Kenric stepped back yet further and stood ready to meet the wolf, and, if need were, grapple with it. But the animal, startled at the sound made by the sliding sword, ran off towards the shore and quickly disappeared among the shadows of the trees.

What was the meaning of that wolf being there upon the ice? Kenric stood in confused wonderment. And if, as he half supposed, this white-breasted animal was not as other wolves, which fear to tread on ice -- if it was in very truth the werewolf form which the wild Aasta had power to assume, why had she not recognized him? Why had she run away? Was it that she had now taken to the cover of the woods, that she might presently reappear in her own maidenly figure? There was something in all this that passed his understanding.

He followed a few paces in the direction taken by the wolf, then, remembering his sword, he turned aside. He looked about upon the clear icy surface for his weapon. The force that his arm had given it had sent it far away towards the margin of the mere, to the same spot, indeed, where the werewolf had first been seen. At last he saw the shining blade lying in the midst of the line of light shed by the bright moon upon the polished ice.

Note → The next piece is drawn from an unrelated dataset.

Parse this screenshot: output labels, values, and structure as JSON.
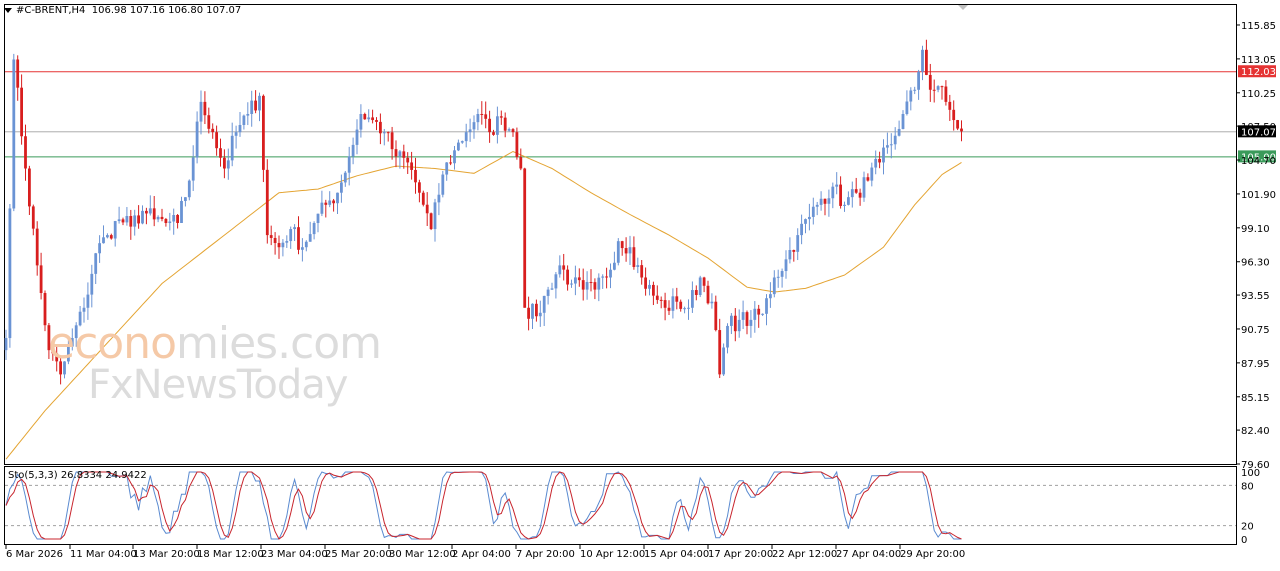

He went towards it and bent down to pick it up. The ice where it lay was smooth and transparent as a sheet of glass, and it seemed to Kenric as he bent over it that he saw in it the reflection of his own face. So distinct were the features that he recoiled in sudden alarm. Then he fell down upon his knees, resting upon his outstretched hands. He fixed his astonished eyes upon the face in the ice. A wild cry escaped him. The face was not his own!